The Syrian opposition said at the time the agreement would “embolden Assad to escalate his military offensive across Syria.”

Adulsalam Abdulrazek, a former Syrian military official who worked on Assad’s chemical weapons program, now says that the joint American, French and English strikes hit parts but not “the heart of the program.”

Abdulrazek toldAssociated Press in rebel-held northern Syria that many of Assad’s chemical facilities still exist and that Syria’s chemical weapons program was only partly dismantled, because the regime often refused inspections of existing stockpiles.

The NATO partners, however, don’t seem to be considering additional strikes against regime targets.

Trump, for instance, said in his address to his fellow Americans that the purpose of the military action was limited, intended “to establish a strong deterrent against the production, spread, and use of chemical weapons.”

The president also indicated he would use all instruments in his power, “military, economic and diplomatic” to prevent Assad from using chemical weapons again.

Although Trump warned Russia and Iran, who he said were the “two governments most responsible for supporting, equipping, and financing the criminal Assad regime,” he did not make clear what he would do to stop the two countries from expanding their influence in the Middle East.

On the contrary, he said again that he looked forward to pulling the more than 2,000 US soldiers out of Syria.

“America does not seek an indefinite presence in Syria under no circumstances. As other nations step up their contributions, we look forward to the day when we can bring our warriors home,” Trump said.

Senator Ted Cruz (R-Tex), however, said after Trump’s speech that the United States should focus on “Assad’s financers” and called upon the president to withdraw from former president Obama’s “disastrous Iran deal.”

"In addition to any military action that we may choose to take, we must also take action against Assad's financers,” Cruz wrote in a statement.

“We should withdraw from President Obama's disastrous Iran deal that is enriching the Iran government with billions of dollars, and those ill-gotten gains are in turn being funnelled to Syria to prop up the Bashar regime,” the Texan senator added.

His words coincided with news that a new aerial attack had taken place against an Iranian base south of Aleppo in Syria.
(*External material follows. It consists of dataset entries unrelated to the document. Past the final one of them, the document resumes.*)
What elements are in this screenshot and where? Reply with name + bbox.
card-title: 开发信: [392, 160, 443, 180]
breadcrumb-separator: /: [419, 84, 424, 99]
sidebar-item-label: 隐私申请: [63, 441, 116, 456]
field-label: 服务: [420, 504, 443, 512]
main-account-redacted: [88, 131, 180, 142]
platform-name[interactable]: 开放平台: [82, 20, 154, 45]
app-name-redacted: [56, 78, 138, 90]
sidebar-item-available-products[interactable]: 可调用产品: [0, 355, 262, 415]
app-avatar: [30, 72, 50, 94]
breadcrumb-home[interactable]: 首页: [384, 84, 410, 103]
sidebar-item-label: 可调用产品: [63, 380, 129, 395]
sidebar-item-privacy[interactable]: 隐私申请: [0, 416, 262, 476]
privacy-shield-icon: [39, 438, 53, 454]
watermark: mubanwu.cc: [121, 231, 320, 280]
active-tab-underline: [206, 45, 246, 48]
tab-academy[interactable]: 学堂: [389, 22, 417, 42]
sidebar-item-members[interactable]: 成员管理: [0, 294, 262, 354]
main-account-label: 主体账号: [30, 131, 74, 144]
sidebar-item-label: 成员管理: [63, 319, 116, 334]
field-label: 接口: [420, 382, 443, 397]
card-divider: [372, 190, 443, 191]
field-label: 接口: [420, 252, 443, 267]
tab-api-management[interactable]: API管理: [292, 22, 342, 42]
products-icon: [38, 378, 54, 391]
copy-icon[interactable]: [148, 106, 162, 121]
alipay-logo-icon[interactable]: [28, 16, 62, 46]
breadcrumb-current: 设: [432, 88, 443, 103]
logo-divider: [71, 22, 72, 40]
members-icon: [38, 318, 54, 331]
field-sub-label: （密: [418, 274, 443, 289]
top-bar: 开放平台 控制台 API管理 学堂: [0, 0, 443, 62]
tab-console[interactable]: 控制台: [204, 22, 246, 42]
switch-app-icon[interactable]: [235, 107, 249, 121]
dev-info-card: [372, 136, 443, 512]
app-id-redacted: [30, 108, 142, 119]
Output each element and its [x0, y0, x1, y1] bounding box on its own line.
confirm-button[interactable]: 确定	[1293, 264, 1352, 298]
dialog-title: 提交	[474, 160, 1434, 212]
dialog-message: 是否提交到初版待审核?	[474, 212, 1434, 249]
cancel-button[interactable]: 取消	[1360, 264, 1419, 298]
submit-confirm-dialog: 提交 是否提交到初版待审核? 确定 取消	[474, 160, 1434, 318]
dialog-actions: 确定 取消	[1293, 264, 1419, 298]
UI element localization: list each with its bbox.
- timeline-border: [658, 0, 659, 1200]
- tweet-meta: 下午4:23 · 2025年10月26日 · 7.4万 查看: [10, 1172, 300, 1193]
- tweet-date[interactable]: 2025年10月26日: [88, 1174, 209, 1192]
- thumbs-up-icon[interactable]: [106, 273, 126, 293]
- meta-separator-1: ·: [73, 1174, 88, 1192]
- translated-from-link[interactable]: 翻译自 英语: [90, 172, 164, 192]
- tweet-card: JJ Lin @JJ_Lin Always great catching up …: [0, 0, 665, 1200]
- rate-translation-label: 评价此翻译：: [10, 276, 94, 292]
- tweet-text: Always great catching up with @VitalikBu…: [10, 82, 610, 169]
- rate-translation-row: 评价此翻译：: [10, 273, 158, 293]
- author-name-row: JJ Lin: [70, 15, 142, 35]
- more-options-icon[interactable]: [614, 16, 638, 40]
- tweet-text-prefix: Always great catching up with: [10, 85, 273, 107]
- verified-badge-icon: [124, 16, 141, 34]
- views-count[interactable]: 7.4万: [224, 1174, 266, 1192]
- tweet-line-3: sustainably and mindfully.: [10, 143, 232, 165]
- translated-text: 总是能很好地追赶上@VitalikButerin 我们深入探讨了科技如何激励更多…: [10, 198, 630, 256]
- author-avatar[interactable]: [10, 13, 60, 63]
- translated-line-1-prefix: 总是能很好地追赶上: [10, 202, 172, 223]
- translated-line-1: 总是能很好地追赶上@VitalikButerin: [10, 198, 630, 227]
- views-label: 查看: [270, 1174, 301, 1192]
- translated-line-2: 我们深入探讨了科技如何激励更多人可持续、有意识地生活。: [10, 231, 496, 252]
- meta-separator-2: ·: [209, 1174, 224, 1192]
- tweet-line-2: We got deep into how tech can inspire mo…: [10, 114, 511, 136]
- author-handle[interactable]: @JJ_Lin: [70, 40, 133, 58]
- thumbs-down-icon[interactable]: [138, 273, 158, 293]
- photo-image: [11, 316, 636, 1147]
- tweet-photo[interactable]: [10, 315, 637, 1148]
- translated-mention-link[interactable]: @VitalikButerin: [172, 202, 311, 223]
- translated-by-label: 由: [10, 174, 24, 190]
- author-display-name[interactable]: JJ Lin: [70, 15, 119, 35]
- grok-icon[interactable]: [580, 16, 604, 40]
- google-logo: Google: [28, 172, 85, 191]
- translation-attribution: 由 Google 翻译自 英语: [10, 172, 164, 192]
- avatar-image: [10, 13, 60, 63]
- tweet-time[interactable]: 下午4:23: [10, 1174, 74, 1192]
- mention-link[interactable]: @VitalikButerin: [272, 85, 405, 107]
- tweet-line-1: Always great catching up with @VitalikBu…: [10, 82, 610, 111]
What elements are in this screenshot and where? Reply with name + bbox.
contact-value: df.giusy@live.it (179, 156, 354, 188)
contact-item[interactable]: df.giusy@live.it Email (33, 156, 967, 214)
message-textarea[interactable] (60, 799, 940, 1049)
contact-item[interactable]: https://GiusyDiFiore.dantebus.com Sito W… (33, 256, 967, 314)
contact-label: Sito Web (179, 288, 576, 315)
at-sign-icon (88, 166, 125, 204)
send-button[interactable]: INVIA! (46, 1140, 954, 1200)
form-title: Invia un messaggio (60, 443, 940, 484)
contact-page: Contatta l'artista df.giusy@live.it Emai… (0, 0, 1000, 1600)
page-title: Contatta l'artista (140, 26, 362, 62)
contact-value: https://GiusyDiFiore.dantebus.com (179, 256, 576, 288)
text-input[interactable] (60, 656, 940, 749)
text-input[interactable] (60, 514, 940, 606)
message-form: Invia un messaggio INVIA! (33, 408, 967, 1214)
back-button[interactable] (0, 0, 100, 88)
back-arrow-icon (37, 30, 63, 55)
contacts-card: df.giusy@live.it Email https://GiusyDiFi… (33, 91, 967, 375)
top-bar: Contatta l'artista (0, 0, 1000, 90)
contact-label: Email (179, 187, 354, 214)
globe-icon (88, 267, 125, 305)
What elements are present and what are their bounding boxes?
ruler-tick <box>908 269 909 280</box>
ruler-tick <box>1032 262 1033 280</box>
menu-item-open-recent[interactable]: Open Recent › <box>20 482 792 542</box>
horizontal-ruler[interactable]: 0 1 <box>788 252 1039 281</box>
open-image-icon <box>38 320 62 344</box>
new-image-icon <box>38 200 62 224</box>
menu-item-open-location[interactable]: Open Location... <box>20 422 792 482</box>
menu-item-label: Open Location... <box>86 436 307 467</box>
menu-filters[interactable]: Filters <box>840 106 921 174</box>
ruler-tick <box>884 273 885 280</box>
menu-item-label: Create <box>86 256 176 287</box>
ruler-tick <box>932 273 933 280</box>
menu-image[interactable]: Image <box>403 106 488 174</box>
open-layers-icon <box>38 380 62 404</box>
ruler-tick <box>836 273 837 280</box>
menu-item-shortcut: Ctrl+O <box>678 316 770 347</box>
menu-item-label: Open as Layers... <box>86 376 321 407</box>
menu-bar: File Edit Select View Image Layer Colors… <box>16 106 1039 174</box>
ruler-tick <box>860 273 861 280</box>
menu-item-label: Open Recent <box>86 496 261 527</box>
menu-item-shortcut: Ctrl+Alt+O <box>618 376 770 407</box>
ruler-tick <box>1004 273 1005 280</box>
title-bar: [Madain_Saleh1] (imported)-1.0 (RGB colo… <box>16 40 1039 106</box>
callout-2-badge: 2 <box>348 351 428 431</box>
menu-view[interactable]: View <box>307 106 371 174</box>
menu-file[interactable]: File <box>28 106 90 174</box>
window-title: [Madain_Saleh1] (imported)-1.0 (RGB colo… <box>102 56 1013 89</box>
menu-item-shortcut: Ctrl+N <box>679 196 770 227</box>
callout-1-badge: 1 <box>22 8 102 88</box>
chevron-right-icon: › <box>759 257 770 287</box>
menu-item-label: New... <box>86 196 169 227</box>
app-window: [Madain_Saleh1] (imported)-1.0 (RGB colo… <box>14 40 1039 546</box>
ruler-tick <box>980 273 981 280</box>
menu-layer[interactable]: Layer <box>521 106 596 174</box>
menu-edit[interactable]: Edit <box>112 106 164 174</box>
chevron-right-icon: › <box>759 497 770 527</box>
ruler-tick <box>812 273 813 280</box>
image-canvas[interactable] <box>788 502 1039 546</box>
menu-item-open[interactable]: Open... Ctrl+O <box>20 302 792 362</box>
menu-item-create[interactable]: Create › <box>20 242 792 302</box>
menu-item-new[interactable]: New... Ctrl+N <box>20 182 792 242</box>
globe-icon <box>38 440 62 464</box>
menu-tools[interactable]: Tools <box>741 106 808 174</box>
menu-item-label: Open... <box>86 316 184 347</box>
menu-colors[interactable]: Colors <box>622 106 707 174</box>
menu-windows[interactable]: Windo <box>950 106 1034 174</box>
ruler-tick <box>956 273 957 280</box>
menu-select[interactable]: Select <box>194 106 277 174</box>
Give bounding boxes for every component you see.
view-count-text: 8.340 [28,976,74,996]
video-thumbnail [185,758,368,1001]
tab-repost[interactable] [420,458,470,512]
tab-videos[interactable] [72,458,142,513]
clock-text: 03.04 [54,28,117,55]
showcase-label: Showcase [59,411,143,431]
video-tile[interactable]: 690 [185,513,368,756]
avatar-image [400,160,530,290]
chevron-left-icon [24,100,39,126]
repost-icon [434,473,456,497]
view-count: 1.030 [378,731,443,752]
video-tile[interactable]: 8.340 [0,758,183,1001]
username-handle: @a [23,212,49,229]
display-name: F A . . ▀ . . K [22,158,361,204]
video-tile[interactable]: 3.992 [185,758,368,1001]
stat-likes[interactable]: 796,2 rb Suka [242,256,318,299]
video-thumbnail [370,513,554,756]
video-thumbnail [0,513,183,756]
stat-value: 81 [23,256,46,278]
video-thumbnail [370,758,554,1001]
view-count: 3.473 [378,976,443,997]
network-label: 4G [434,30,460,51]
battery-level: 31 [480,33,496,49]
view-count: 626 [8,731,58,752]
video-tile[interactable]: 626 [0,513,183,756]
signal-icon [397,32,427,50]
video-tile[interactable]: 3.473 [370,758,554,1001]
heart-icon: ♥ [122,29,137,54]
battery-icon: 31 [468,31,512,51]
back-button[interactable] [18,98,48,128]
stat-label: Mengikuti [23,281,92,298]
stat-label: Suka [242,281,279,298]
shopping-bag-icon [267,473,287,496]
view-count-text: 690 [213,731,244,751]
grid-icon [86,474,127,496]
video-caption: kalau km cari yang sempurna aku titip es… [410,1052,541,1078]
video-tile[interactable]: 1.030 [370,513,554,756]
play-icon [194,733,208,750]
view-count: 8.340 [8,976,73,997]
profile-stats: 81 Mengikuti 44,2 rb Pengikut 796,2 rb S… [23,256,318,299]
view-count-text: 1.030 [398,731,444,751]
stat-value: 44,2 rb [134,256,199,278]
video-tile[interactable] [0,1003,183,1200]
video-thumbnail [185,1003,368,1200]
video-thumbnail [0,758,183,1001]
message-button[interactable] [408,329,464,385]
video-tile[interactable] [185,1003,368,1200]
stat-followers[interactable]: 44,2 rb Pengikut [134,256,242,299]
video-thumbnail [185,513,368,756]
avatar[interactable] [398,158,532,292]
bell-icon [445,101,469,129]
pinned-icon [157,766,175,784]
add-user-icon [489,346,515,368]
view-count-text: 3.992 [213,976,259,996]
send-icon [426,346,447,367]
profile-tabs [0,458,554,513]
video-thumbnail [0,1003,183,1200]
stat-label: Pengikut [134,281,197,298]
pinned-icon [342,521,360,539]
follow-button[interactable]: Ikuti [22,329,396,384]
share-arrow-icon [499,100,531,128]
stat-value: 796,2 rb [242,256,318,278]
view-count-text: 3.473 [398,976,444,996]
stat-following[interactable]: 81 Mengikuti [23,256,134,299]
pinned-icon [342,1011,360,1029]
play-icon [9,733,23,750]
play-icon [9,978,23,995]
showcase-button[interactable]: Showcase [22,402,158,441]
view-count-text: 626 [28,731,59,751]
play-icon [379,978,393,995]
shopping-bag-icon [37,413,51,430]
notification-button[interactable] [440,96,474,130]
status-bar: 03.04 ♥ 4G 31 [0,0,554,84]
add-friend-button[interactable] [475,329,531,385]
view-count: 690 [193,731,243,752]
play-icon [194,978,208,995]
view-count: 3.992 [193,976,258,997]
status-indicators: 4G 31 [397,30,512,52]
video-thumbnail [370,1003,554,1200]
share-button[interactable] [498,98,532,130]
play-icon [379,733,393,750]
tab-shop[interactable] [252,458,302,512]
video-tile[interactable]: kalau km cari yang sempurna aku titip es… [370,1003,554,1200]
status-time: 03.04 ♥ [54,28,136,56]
Arab social and news media said Israeli warplanes had blown up an Iranian missile facility on Jabal Azzan, a mountain near Aleppo, killing 20 soldiers, among them Iranians.

Most media reports concentrated on the question of whether Israel was actually involved in the assault on the base, while Hezbollah-affiliated Lebanese media claimed the news was a hoax.

The fact of the matter is, however, that an Israeli reconnaissance drone similar to the one that was used ahead of the IAF strike on the T-4 airbase near Homs last week, had been conducting “intensive over flights” in northern Lebanon, the Lebanese National News Agency reported on Saturday.

Israel is “pretty much alone” in the fight against Iran’s growing presence in Syria, a very senior source in the Israeli defense establishment told the news site Al-Monitor last week.

As Cruz rightfully observed, Assad would never have been in the position to consolidate his control over Syria and to develop chemical weapons without the backing of Russia - and of Iran in particular.

The urgency of coordinated and decisive action against the growing Iranian threat from Syria was underlined by the release of new details about an Iranian drone which was shot down close to the northern Israeli city Bet Shean at the beginning of February.

Channel 10TV in Israel reported that the large drone, which departed from the T-4 airbase near Homs and was shot down by an IAF Apache helicopter after entering Israeli airspace from Jordan on Feb.10, carried “explosive material”.

“Its mission was to carry out a destructive operation,” according to the IDF.

The Iranian action could easily have ended in a mass-casualty disaster because most people in Bet Shean were at home celebrating the weekly Sabbath rest day during the incident.